Evolution and adaptation

The Magnolias are some of the oldest angiosperms with some of their fossils estimated to be over 90 million years old (Soltis, Soltis & Edwards, 2005). While the plant is generally bisexual, there are fossil records that suggest some early species might have reverted to unisexuality. The same has been experienced in other primitive plant families such as the Winteraceae, whose flowers are unisex. Botanists claim that the floral structure evolved to facilitate pollination by beetles since the plant existed before bees did. In addition to beetles, other animals such as primitive moths and even some caterpillar species also facilitated pollination.

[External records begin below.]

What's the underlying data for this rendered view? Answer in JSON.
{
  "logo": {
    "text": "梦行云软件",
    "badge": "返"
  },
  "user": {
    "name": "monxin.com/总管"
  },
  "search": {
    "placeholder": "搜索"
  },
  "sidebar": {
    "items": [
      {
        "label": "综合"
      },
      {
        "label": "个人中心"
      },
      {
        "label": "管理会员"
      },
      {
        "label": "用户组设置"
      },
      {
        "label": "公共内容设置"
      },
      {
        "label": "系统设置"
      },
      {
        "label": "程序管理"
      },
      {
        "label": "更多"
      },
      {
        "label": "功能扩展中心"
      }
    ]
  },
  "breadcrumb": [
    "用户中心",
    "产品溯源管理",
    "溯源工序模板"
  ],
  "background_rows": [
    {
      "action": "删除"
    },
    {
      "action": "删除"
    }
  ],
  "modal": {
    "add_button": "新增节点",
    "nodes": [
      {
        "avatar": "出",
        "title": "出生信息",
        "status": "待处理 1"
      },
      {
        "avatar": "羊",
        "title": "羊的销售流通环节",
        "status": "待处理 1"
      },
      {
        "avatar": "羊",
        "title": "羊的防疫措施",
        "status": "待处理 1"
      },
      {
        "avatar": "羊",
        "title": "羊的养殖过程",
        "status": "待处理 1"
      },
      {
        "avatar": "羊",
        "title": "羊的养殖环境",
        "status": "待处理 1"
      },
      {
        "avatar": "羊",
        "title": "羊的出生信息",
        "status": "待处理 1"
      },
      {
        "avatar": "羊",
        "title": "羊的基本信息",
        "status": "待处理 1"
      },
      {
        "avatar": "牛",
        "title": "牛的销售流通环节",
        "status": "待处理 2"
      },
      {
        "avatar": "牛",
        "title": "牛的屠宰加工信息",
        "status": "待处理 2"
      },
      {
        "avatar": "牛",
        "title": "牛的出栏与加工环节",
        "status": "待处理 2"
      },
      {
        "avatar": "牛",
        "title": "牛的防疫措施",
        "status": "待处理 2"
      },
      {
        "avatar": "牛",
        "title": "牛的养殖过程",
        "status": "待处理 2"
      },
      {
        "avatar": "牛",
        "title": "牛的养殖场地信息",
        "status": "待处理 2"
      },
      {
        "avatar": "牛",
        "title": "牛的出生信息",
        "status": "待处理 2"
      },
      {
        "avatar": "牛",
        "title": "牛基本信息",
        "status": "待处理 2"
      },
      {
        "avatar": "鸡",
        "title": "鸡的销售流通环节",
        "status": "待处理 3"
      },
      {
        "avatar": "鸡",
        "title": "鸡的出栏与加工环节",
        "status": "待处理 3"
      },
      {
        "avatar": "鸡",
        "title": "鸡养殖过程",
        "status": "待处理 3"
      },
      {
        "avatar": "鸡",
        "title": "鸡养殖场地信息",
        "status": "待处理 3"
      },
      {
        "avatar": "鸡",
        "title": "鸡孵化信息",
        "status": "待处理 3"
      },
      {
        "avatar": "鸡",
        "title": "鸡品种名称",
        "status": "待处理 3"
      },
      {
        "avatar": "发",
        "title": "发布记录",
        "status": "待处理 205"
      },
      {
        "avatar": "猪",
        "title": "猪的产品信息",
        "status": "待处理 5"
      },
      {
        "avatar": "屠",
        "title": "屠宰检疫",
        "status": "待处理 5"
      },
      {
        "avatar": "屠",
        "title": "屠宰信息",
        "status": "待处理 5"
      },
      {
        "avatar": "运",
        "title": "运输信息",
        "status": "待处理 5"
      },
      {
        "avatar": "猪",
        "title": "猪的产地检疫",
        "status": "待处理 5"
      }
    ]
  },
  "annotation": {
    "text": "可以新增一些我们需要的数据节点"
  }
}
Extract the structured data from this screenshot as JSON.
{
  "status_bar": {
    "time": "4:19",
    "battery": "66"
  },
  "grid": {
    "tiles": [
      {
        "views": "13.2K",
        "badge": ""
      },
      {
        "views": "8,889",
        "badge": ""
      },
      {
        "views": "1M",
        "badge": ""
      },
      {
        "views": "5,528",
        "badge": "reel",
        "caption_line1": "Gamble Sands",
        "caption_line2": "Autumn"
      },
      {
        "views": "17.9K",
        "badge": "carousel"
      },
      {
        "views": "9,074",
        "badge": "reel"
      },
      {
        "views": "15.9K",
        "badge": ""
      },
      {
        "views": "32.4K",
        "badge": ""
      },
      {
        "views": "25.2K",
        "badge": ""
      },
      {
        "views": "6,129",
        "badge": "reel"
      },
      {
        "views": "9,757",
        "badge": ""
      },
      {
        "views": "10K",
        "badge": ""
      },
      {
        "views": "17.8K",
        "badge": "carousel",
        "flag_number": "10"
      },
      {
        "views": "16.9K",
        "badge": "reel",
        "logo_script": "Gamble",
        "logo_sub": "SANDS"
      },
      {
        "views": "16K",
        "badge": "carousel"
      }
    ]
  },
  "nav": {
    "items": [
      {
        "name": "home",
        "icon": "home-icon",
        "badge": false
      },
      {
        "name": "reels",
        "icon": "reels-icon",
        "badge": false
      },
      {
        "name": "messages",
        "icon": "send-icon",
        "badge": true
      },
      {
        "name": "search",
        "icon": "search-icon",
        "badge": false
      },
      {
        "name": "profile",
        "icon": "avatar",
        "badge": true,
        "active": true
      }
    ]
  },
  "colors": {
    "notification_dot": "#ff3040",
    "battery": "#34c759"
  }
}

Molecular analysis of the Magnolias reveals that the group comprises of six families namely, Myristicaceae, Degeneriaceae, Himantandraceae, Magnoliaceae, Eupomatiaceae, and Annonaceae (Soltis, Soltis & Edwards, 2005). The relationships among members of this family are visible in their shared minimal pit borders, stratification of their phloem and the presence of a progressive tectum within their pollen. In addition, there is a testa capable of multiplication of the seeds, among other distinct similarities.

Additional Information

Magnolia trees have fascinated botanists for centuries owing to their singular features such as the fact that, despite evolving for millions of years, their flower structure has remained almost unchanged. In addition, contrary to popular expectations that evergreens are neat trees, especially for domestication, the Magnolia is particularly messy and it shed leaves and fruits all year round.

References

Halls, L. K. (1977). Southern magnolia/Magnolia grandiflora L. Southern fruit-producing woody plants used by wildlife, 196-197.

Soltis, P., Soltis, D., & Edwards, C. (2005). Magnoliids. Web.